Changes to the NHS dental contract in England will start being rolled out from April 2020. From previous contract reform it’s clear that this will have big ramifications for dentists working within it and dentistry as a whole.
To discuss what these might be, I spoke to Simon Thackeray a practising dentist who moved from NHS to private, member of the BDA’s General Dental Practice Committee and an expert witness…
Nigel Jones (NJ): What are your thoughts about how well the contract reform prototype programme has been working?
Simon Thackeray (ST): It’s working well for the Government but for practices involved it doesn’t seem to be working brilliantly because their profitability is going down.
Blend A prototypes (where band one is paid for by capitation and bands two and three are paid for by activity) are struggling to hit the targets more so than blend B (where band one and two is paid for by capitation and band three by activity).
But they’re both still experiencing NHS dental contract clawback and having to find space for increased numbers of patients.
Under the reformed contract you now have to see more patients simply to stand still; you could actually have more patients than the previous year, do more treatment and still not hit the target because you’re seeing the wrong kinds of patients now.
“Many practices that are meeting the targets say they have to invest in more staff to do so. But if you’re doing that in a fixed price contract, it will affect your profits negatively.”
Many practices that are meeting the targets say they have to invest in more staff to do so. But if you’re doing that in a fixed price contract, it will affect your profits negatively.
It’s ironic that the practitioners who say they are making it work are doing so by increasing the amount of private work to subsidise their NHS delivery. Why subsidise the loss-making part of your business? Why not just make a profit?
When the reformed contract is rolled out, it could be an option that you’re able to choose blend A, B or stay where you are. If you are offering a set of options that includes one that is currently so bad that you want a new contract (but that might be the option you have to take), that doesn’t say a lot for how good the other two options (A and B) are.
That’s like choosing just how do you want to be executed: a bullet, an axe or a lethal injection?
NJ: If the contract which is rolled out from April 2020 is that kind of choice, as you vividly put it, what are the implications of that?
ST: It probably won’t be rolled out en-masse, it will probably be gradual. Hopefully people will watch what happens in the beginning, see how it goes and make an informed choice from there.
I think there will be an increase in people moving to private dentistry or wanting a bigger percentage of practice income to come from private dentistry. Then we are getting into the area of what level of mixing NHS and private will be allowed under the new NHS contract. And if it’s as wishy-washy as the current one, there will still be the same level of ambiguity about what options are available to patients.
NJ: What does all this mean for NHS dentistry in the long-term?
ST: The difficulty is that when it comes to funding for the NHS, dentistry is not as emotive as children’s cancer care. Even as a dentist you find yourself thinking, ‘should we be putting money into dentistry when there are these other areas that also need funding?’ Although dentistry is important, we do need some perspective on what we actually do.
I think NHS dentistry could be reaching its terminal phase and won’t need many more dentists to move out of it before it reaches the end.
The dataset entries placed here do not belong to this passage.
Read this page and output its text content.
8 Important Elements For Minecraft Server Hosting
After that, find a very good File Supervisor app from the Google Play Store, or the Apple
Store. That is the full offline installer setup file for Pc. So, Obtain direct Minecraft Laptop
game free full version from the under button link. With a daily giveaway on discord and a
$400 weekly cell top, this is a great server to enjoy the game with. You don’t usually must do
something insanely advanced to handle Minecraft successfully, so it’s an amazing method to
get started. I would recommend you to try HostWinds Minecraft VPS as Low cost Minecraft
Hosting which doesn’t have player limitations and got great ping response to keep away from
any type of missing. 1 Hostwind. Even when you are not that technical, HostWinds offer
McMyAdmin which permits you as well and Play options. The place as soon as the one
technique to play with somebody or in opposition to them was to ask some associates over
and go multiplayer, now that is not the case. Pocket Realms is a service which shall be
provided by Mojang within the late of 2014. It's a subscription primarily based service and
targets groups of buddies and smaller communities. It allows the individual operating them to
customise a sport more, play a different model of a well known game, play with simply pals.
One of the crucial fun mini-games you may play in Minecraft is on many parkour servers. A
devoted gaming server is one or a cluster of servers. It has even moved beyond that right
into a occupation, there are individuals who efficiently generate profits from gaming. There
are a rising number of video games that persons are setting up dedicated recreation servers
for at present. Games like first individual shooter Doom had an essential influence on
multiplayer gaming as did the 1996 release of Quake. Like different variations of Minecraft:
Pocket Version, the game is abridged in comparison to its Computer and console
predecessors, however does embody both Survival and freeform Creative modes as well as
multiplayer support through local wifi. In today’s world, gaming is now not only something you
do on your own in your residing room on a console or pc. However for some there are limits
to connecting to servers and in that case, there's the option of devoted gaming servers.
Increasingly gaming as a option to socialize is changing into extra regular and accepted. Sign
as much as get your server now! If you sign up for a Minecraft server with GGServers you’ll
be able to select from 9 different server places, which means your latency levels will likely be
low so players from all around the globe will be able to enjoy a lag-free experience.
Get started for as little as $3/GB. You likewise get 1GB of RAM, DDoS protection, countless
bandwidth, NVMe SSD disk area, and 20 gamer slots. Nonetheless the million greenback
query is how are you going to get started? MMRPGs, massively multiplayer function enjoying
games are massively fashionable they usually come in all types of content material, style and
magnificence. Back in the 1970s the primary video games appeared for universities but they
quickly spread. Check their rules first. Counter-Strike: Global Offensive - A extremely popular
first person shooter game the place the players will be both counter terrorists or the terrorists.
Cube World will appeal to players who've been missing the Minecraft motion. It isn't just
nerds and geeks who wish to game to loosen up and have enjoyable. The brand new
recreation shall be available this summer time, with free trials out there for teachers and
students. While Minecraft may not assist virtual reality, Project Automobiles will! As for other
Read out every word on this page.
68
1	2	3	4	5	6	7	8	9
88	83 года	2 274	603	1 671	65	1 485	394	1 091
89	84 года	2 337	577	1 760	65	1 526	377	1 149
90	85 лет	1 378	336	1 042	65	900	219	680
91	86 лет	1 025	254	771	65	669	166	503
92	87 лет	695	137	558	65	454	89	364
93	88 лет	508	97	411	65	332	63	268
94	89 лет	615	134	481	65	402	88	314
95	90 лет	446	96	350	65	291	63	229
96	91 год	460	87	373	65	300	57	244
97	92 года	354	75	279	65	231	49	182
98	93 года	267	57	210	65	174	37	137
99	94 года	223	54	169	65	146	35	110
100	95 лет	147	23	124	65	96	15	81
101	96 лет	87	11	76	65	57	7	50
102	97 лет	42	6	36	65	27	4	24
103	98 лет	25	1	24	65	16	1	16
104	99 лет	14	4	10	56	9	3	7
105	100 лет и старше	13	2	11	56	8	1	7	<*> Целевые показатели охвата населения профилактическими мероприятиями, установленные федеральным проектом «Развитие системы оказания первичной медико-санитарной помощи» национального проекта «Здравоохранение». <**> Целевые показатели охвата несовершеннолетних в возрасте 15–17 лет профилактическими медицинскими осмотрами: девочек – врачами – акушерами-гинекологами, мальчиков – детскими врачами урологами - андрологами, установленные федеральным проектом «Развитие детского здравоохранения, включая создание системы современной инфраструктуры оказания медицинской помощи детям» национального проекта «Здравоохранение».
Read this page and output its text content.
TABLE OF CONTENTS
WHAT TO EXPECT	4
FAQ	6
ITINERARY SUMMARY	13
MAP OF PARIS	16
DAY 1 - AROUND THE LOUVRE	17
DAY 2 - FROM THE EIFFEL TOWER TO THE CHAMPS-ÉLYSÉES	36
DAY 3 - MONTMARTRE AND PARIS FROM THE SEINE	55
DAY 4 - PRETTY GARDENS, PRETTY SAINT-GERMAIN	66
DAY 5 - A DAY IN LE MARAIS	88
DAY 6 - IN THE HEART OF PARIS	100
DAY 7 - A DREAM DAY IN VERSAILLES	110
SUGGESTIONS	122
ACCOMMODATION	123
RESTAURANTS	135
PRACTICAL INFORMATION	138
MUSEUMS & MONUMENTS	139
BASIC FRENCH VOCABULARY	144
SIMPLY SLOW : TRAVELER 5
And those who do stay won’t see any more money. Clawback is already lost into the vapour as it is, possibly spent on life-changing – and some might say better – things within the wider NHS.
“I think NHS dentistry could be reaching its terminal phase and won’t need many more dentists to move out of it before it reaches the end.”
This raises the question of whether a core service could replace the current system. But there wouldn’t be the same money for a core service. The BDA has said before that a core service shouldn’t mean core funding, but it will.